SELECT * FROM mixed_catalog.db.sample
The Mixed-Format connector will merge the data from BaseStore
and ChangeStore
.
Query on change store
For a Mixed-Format table with primary keys. you can query on ChangeStore
by .change
.
SELECT * FROM mixed_catalog.db.sample.change
+---+----+----+---------------+------------+--------------+
| id|name|data|_transaction_id|_file_offset|_change_action|
+---+----+----+---------------+------------+--------------+
| 1|dddd|abcd| 3| 1| INSERT|
| 1|dddd|abcd| 3| 2| DELETE|
+---+----+----+---------------+------------+--------------+
The addition columns are:
- _transaction_id: The transaction ID allocated by AMS during data write is assigned per SQL execution in batch mode and per checkpoint in streaming mode.

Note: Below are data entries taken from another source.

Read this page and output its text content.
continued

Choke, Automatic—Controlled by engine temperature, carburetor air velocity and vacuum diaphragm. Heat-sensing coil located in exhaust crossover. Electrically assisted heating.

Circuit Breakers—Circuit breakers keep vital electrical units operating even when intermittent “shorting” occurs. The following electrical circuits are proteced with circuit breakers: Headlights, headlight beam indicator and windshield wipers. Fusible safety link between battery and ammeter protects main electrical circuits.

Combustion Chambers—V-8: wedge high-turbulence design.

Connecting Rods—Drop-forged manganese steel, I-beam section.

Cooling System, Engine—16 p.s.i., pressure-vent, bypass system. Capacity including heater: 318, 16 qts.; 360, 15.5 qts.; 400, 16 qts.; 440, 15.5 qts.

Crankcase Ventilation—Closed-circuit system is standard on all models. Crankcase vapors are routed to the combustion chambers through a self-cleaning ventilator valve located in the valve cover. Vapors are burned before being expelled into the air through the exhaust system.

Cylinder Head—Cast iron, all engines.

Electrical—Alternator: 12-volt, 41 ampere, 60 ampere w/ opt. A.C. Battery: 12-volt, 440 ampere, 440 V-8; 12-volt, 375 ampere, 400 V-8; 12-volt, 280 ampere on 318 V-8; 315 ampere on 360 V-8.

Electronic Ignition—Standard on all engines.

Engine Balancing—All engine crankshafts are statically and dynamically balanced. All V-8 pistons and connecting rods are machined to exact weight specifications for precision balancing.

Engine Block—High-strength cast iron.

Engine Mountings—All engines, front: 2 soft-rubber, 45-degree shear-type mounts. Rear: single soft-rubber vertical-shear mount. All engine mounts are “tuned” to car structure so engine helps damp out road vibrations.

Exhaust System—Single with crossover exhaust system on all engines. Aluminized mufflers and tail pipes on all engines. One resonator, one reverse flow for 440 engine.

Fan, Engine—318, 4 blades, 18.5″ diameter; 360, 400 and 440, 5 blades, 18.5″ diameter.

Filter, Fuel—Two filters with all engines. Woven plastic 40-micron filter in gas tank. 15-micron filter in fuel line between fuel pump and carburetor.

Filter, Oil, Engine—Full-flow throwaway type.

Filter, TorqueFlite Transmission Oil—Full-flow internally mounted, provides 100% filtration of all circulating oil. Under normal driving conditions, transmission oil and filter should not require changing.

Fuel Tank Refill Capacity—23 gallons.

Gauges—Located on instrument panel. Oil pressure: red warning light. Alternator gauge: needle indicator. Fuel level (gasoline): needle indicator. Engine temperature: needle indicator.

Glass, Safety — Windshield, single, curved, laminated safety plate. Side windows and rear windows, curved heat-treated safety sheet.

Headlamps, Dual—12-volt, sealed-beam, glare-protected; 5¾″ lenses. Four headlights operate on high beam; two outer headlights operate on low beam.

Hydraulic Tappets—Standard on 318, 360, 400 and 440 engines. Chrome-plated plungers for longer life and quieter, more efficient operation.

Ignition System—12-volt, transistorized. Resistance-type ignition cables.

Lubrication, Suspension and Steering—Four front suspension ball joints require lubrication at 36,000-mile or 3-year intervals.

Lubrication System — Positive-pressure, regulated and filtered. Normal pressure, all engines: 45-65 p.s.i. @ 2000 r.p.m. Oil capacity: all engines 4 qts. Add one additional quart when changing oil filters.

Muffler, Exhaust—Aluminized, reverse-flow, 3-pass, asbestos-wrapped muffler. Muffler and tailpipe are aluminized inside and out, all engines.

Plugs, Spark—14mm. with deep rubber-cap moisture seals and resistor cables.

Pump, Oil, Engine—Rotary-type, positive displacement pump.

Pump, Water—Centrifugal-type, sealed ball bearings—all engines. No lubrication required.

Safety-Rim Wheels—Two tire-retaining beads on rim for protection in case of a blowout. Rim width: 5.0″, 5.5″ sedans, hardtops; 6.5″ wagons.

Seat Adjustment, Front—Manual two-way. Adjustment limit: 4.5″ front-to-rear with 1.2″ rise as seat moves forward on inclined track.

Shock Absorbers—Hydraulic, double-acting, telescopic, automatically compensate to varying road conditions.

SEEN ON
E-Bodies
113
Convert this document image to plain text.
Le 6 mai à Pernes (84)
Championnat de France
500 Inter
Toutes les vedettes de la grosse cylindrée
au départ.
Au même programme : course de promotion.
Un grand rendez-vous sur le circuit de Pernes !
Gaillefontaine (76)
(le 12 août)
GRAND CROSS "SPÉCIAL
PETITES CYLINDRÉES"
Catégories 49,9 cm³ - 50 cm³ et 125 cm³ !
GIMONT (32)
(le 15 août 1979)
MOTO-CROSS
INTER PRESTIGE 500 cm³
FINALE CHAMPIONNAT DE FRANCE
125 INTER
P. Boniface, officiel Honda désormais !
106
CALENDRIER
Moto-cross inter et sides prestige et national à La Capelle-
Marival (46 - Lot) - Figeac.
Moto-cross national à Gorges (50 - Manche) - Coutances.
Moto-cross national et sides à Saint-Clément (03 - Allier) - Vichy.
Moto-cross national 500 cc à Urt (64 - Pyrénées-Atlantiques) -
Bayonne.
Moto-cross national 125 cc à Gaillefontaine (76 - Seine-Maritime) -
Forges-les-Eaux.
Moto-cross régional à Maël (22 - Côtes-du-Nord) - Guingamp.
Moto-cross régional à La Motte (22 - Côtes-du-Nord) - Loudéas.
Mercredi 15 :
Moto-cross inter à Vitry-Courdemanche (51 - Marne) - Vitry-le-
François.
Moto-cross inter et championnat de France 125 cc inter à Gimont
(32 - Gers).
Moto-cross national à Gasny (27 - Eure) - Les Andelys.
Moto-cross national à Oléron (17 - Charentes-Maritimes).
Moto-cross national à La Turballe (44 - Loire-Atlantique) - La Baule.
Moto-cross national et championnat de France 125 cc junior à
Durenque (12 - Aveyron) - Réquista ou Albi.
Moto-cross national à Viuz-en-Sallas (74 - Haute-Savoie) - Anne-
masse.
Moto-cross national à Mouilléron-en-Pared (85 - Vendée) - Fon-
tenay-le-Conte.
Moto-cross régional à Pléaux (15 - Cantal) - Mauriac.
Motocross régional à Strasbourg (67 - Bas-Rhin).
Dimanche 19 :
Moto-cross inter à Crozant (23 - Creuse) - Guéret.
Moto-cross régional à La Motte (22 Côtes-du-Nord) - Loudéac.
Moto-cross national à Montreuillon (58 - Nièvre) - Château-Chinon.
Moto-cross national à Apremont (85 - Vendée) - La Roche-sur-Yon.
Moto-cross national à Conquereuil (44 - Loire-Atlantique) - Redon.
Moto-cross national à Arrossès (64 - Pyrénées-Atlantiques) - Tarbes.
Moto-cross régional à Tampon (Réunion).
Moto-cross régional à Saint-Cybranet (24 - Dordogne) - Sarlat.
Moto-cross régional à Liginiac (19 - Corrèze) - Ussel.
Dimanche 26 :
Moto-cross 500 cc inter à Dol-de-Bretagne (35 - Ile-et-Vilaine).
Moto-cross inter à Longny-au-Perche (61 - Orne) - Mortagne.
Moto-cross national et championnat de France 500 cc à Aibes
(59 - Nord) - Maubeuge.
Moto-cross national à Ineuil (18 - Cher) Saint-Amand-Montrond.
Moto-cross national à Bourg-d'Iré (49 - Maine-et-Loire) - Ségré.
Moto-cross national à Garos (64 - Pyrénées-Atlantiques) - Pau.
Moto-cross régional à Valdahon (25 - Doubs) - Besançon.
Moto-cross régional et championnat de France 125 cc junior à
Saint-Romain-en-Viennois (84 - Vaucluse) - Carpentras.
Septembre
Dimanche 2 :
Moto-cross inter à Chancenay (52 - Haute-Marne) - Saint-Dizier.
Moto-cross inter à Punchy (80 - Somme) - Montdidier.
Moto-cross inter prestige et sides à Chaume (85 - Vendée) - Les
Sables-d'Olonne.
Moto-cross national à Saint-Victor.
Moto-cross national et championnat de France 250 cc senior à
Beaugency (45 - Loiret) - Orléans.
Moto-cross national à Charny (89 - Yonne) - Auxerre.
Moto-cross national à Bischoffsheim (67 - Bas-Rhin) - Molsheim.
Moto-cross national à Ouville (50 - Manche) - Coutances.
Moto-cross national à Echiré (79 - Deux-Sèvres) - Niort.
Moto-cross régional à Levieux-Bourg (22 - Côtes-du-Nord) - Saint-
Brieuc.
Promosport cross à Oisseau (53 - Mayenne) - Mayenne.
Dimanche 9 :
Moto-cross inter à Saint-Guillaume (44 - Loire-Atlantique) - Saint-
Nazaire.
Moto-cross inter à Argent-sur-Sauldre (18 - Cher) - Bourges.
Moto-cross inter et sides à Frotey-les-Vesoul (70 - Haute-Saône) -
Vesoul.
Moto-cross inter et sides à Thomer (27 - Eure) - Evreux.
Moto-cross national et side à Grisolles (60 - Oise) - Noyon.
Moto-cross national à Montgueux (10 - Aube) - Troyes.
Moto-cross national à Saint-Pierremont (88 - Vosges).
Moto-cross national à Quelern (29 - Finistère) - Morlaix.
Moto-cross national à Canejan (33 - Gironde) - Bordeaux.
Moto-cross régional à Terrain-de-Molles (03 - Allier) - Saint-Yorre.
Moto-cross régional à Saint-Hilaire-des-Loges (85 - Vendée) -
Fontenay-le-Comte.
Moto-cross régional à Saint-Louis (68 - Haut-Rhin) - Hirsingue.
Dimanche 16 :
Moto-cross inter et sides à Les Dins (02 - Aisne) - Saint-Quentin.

- _file_offset:The order of data written with the same
_transaction_id
. - _change_action:The type of change record,
INSERT
orDELETE
.
Querying with DataFrames
You can read the Mixed-Format table by Spark DataFrames:
val df = spark.read.table("mixed_catalog.db.sample")
df.count
And visit the ChangeStore
by .change
.
val df = spark.read.table("mixed_catalog.db.sample.change")
df.count